Inoltre per il participio presente e perfetto ci si è soffermati sul costrutto sintattico dell’ablativo assoluto e anche in questo caso si è sottolineata la permanenza del latino nell’italiano nelle espressioni: obtorto collo, omissis, che hanno mantenuto la forma originaria, nonostante (non obstante), viceversa (vice versa), detto questo, data la situazione, fatto salvo, vita natural durante, assenti gli studenti, eccezion fatta, ecc., che nel trasferimento nell’italiano hanno mantenuto la struttura sintattica originaria del costrutto latino.

GERUNDIO E GERUNDIVO

Si è ripetuta la stessa modalità operativa anche nel momento in cui si sono affrontati il gerundio e il gerundivo. In questo caso si è evidenziato il fatto che non vi sia corrispondenza tra il gerundio latino e quello italiano e si è specificata la natura di nome verbale del gerundio latino, una sorta di declinazione dell’infinito usato in funzione nominale, cioè come un vero e proprio sostantivo, e il suo valore attivo. Vista la formazione, si è rilevato che per il gerundio, come anche per il gerundivo, un aggettivo verbale di valore passivo, si parte dal tema del presente e si aggiungono, nel caso del gerundio le terminazioni -andi, -ando, -andum, -ando,  -endi .-iendi ecc. per i casi genitivo, dativo, accusativo e ablativo, nel caso del gerundivo le uscite -ndus,  -nda,   -ndum, che concordano in genere, numero e caso con il sostantivo a cui esso si riferisce. Si è sottolineato che anche riguardo al gerundivo non c’è una forma corrispondente nella coniugazione verbale italiana, pertanto viene reso con una perifrasi che esprime l’idea di dovere o di necessità.
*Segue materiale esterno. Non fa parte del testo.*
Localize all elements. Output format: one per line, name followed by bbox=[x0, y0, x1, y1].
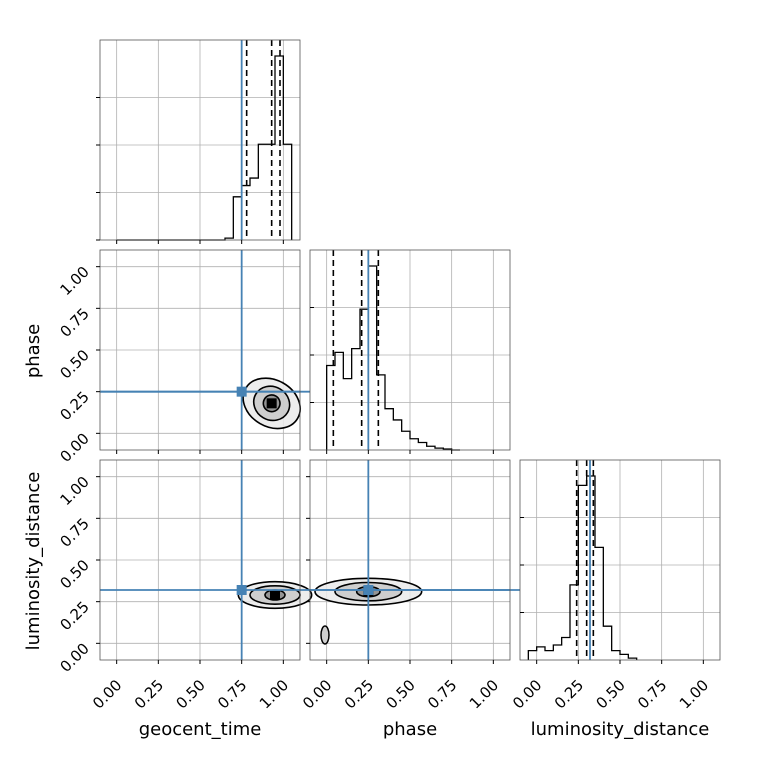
y-tick-label: 0.50 bbox=[56, 346, 92, 382]
x-tick-label: 0.75 bbox=[634, 676, 670, 712]
truth-marker bbox=[236, 585, 247, 595]
y-axis-label-phase: phase bbox=[23, 324, 44, 378]
panels-layer: 0.00 0.25 0.50 0.75 1.00 0.00 0.25 0.50 0.75 1.00… bbox=[56, 39, 721, 712]
histogram-phase bbox=[326, 265, 460, 451]
x-tick-label: 0.25 bbox=[341, 676, 377, 712]
x-tick-label: 0.00 bbox=[299, 676, 335, 712]
density-peak bbox=[266, 398, 277, 409]
x-tick-label: 0.25 bbox=[131, 676, 167, 712]
y-axis-label-luminosity-distance: luminosity_distance bbox=[23, 472, 44, 651]
x-tick-label: 0.75 bbox=[424, 676, 460, 712]
x-tick-label: 0.00 bbox=[89, 676, 125, 712]
y-tick-label: 1.00 bbox=[56, 263, 92, 299]
y-tick-label: 0.00 bbox=[56, 639, 92, 675]
y-tick-label: 0.50 bbox=[56, 556, 92, 592]
x-tick-label: 1.00 bbox=[256, 676, 292, 712]
labels-layer: geocent_time phase luminosity_distance p… bbox=[23, 324, 709, 740]
density-contour-secondary bbox=[320, 625, 330, 645]
x-axis-label-phase: phase bbox=[383, 719, 437, 740]
x-tick-label: 0.50 bbox=[592, 676, 628, 712]
y-tick-label: 0.00 bbox=[56, 429, 92, 465]
y-tick-label: 0.25 bbox=[56, 388, 92, 424]
x-tick-label: 0.50 bbox=[172, 676, 208, 712]
y-tick-label: 0.25 bbox=[56, 598, 92, 634]
x-tick-label: 1.00 bbox=[466, 676, 502, 712]
y-tick-label: 0.75 bbox=[56, 304, 92, 340]
density-peak bbox=[270, 590, 280, 600]
x-tick-label: 0.00 bbox=[509, 676, 545, 712]
x-axis-label-luminosity-distance: luminosity_distance bbox=[531, 719, 710, 740]
x-tick-label: 0.25 bbox=[551, 676, 587, 712]
histogram-luminosity_distance bbox=[527, 475, 638, 660]
y-tick-label: 0.75 bbox=[56, 514, 92, 550]
y-tick-label: 1.00 bbox=[56, 473, 92, 509]
x-axis-label-geocent-time: geocent_time bbox=[139, 719, 262, 740]
x-tick-label: 0.75 bbox=[214, 676, 250, 712]
x-tick-label: 1.00 bbox=[676, 676, 712, 712]
x-tick-label: 0.50 bbox=[382, 676, 418, 712]
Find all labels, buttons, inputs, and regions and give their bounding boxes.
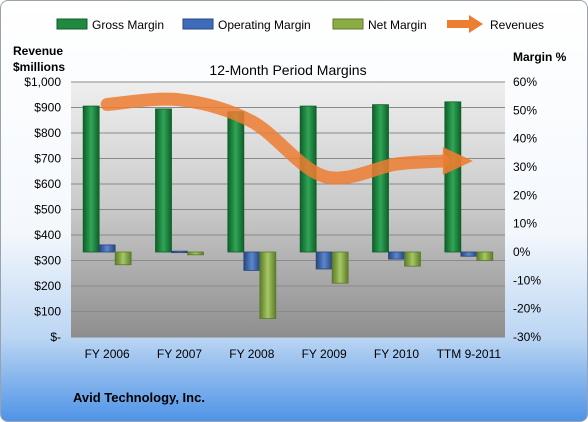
x-tick-label: FY 2010 [374, 347, 419, 361]
left-tick-label: $500 [34, 203, 61, 217]
bar-net-margin [476, 251, 494, 261]
bar-operating-margin [243, 251, 261, 271]
bar-net-margin [404, 251, 421, 267]
revenue-line [100, 92, 473, 185]
legend-label-revenues: Revenues [490, 18, 544, 32]
left-tick-label: $700 [34, 152, 61, 166]
left-tick-label: $200 [34, 279, 61, 293]
chart-title: 12-Month Period Margins [209, 62, 366, 78]
right-tick-label: 10% [513, 217, 537, 231]
right-axis-title: Margin % [513, 50, 567, 64]
bar-operating-margin [315, 251, 333, 270]
bar-operating-margin [98, 244, 116, 253]
legend-swatch-operating-margin [182, 18, 214, 30]
right-tick-label: 60% [513, 75, 537, 89]
bar-operating-margin [171, 250, 188, 254]
legend-label-operating-margin: Operating Margin [218, 18, 311, 32]
legend-label-net-margin: Net Margin [368, 18, 427, 32]
legend-swatch-revenues [447, 15, 483, 33]
right-tick-label: 0% [513, 245, 531, 259]
bar-gross-margin [155, 108, 172, 253]
x-tick-label: FY 2006 [85, 347, 130, 361]
company-name: Avid Technology, Inc. [73, 390, 205, 405]
left-tick-label: $100 [34, 305, 61, 319]
left-tick-label: $- [50, 330, 61, 344]
bar-net-margin [114, 251, 132, 266]
x-tick-label: FY 2007 [157, 347, 202, 361]
x-tick-label: FY 2008 [229, 347, 274, 361]
bar-net-margin [187, 251, 204, 256]
right-tick-label: -30% [513, 330, 541, 344]
left-tick-label: $600 [34, 177, 61, 191]
left-tick-label: $1,000 [24, 75, 61, 89]
left-tick-label: $400 [34, 228, 61, 242]
bar-net-margin [331, 251, 349, 284]
bar-operating-margin [388, 251, 405, 260]
x-tick-label: TTM 9-2011 [437, 347, 502, 361]
right-axis-ticks: -30% -20% -10% 0% 10% 20% 30% 40% 50% 60% [513, 75, 541, 344]
right-tick-label: 20% [513, 188, 537, 202]
bar-net-margin [259, 251, 277, 319]
legend-swatch-gross-margin [56, 18, 88, 30]
right-tick-label: 50% [513, 103, 537, 117]
x-tick-label: FY 2009 [302, 347, 347, 361]
bar-operating-margin [460, 251, 478, 257]
left-axis-title-line2: $millions [13, 60, 65, 74]
legend-label-gross-margin: Gross Margin [92, 18, 164, 32]
bar-gross-margin [82, 105, 100, 253]
bar-gross-margin [444, 101, 462, 253]
legend-swatch-net-margin [332, 18, 364, 30]
bar-marks [82, 101, 494, 319]
left-tick-label: $800 [34, 126, 61, 140]
x-axis-ticks: FY 2006 FY 2007 FY 2008 FY 2009 FY 2010 TTM 9… [85, 347, 502, 361]
right-tick-label: -10% [513, 273, 541, 287]
grid-lines [71, 81, 505, 338]
right-tick-label: 40% [513, 132, 537, 146]
revenue-line-path [100, 92, 450, 185]
left-tick-label: $900 [34, 101, 61, 115]
left-tick-label: $300 [34, 254, 61, 268]
legend: Gross Margin Operating Margin Net Margin… [56, 15, 544, 33]
bar-gross-margin [227, 111, 245, 253]
revenue-arrow-head [442, 147, 473, 176]
bar-gross-margin [372, 104, 389, 253]
left-axis-title-line1: Revenue [13, 44, 63, 58]
right-tick-label: -20% [513, 302, 541, 316]
left-axis-ticks: $- $100 $200 $300 $400 $500 $600 $700 $800 $900 $1… [24, 75, 61, 344]
right-tick-label: 30% [513, 160, 537, 174]
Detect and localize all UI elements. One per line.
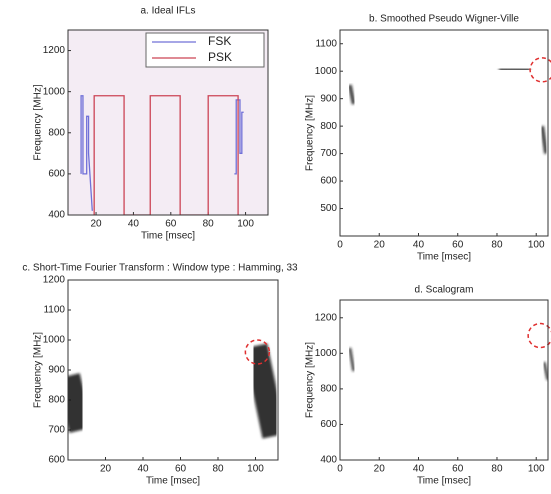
y-tick-label: 1000 (315, 348, 338, 359)
x-axis-label: Time [msec] (141, 231, 195, 242)
x-tick-label: 80 (491, 464, 503, 475)
y-axis-label: Frequency [MHz] (305, 95, 316, 171)
y-tick-label: 1000 (43, 335, 66, 346)
legend-label: PSK (208, 50, 232, 64)
y-tick-label: 800 (48, 395, 65, 406)
y-tick-label: 500 (320, 203, 337, 214)
panel-title: b. Smoothed Pseudo Wigner-Ville (369, 14, 519, 25)
y-tick-label: 900 (320, 93, 337, 104)
plot-area (340, 300, 548, 460)
plot-frame (67, 279, 279, 461)
y-axis-label: Frequency [MHz] (33, 332, 44, 408)
ridge (348, 347, 356, 372)
plot-area (340, 30, 548, 236)
x-tick-label: 60 (165, 219, 177, 230)
panel: c. Short-Time Fourier Transform : Window… (22, 263, 298, 487)
y-tick-label: 600 (320, 176, 337, 187)
plot-content (68, 328, 278, 439)
highlight-circle (244, 339, 271, 365)
panel-title: d. Scalogram (415, 285, 474, 296)
y-tick-label: 1000 (43, 86, 66, 97)
ridge (540, 125, 548, 154)
ridge (498, 67, 531, 72)
x-tick-label: 100 (528, 464, 545, 475)
x-axis-label: Time [msec] (417, 476, 471, 487)
y-tick-label: 600 (320, 419, 337, 430)
y-tick-label: 800 (320, 384, 337, 395)
x-tick-label: 20 (374, 240, 386, 251)
series-line (80, 95, 244, 211)
y-axis-label: Frequency [MHz] (33, 84, 44, 160)
ridge (542, 361, 548, 381)
x-tick-label: 0 (337, 240, 343, 251)
plot-frame (339, 299, 549, 461)
panel-title: c. Short-Time Fourier Transform : Window… (22, 263, 298, 274)
ridge (243, 343, 278, 439)
y-tick-label: 1200 (43, 45, 66, 56)
x-tick-label: 80 (212, 464, 224, 475)
y-tick-label: 400 (48, 210, 65, 221)
highlight-circle (529, 57, 551, 83)
y-tick-label: 900 (48, 365, 65, 376)
plot-frame (339, 29, 549, 237)
x-axis-label: Time [msec] (417, 252, 471, 263)
x-tick-label: 100 (528, 240, 545, 251)
y-tick-label: 700 (48, 425, 65, 436)
highlight-circle (527, 322, 551, 349)
x-tick-label: 40 (137, 464, 149, 475)
y-tick-label: 700 (320, 148, 337, 159)
x-tick-label: 40 (413, 464, 425, 475)
x-tick-label: 80 (203, 219, 215, 230)
y-tick-label: 1100 (43, 305, 65, 316)
panel-title: a. Ideal IFLs (140, 6, 195, 17)
panel: b. Smoothed Pseudo Wigner-Ville 0 20 40 60 80… (305, 14, 551, 263)
x-tick-label: 0 (337, 464, 343, 475)
plot-area (68, 280, 278, 460)
panel: d. Scalogram 0 20 40 60 80 100 400 600 800 1000 120… (305, 285, 551, 487)
series-line (93, 95, 239, 215)
plot-content (80, 95, 244, 215)
y-tick-label: 800 (48, 127, 65, 138)
panel: a. Ideal IFLs 20 40 60 80 100 400 600 800 1000 120… (33, 6, 269, 242)
ridge (68, 373, 93, 433)
x-tick-label: 80 (491, 240, 503, 251)
plot-frame (67, 29, 269, 216)
y-tick-label: 1200 (315, 312, 338, 323)
ridge (347, 84, 356, 105)
x-axis-label: Time [msec] (146, 476, 200, 487)
y-tick-label: 800 (320, 121, 337, 132)
x-tick-label: 60 (175, 464, 187, 475)
y-tick-label: 600 (48, 455, 65, 466)
x-tick-label: 20 (90, 219, 102, 230)
x-tick-label: 40 (128, 219, 140, 230)
y-tick-label: 1000 (315, 66, 338, 77)
y-axis-label: Frequency [MHz] (305, 342, 316, 418)
y-tick-label: 1200 (43, 275, 66, 286)
x-tick-label: 40 (413, 240, 425, 251)
y-tick-label: 1100 (315, 38, 337, 49)
plot-content (348, 334, 548, 381)
x-tick-label: 20 (100, 464, 112, 475)
x-tick-label: 20 (374, 464, 386, 475)
x-tick-label: 100 (247, 464, 264, 475)
legend-label: FSK (208, 34, 231, 48)
x-tick-label: 100 (237, 219, 254, 230)
x-tick-label: 60 (452, 464, 464, 475)
x-tick-label: 60 (452, 240, 464, 251)
y-tick-label: 400 (320, 455, 337, 466)
plot-content (347, 66, 548, 154)
legend-box (145, 32, 265, 68)
y-tick-label: 600 (48, 169, 65, 180)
A questo punto gli studenti hanno individuato la permanenza nella nostra lingua di forme riconducibili alla matrice latina e, a parte le espressioni che sono state trasferite nella loro forma originaria come modus vivendi, modus operandi, addendum, memorandum, referendum, hanno segnalato i seguenti esempi: addendo, agenda, bevanda, dividendo, educanda, faccenda, laureanda, legenda, locanda, maturando, merenda, minuendo, mutande, reverendo, sottraendo ecc.

Il fatto di far soffermare su questa continuità gli studenti, impegnati nella ricerca di termini collegabili al participio a al gerundio e gerundivo, ha consentito loro di essere più consapevoli della “vitalità” del latino e di quanto la sua conoscenza costituisca uno strumento essenziale per approfondire meglio la propria lingua e la propria cultura.

L’esperienzaeffettuata ha dato dei buoni risultati e gli alunni, che in un primo momento hanno mostrato dubbi e perplessità di fronte all’esercizio che era loro richiesto, poi si sono quasi divertiti a trovare più termini possibili che facessero loro toccare con mano la vicinanza di quella lingua inizialmente sentita distante, di cui hanno rivalutato l’utilità per compiere una riflessione sulla propria lingua.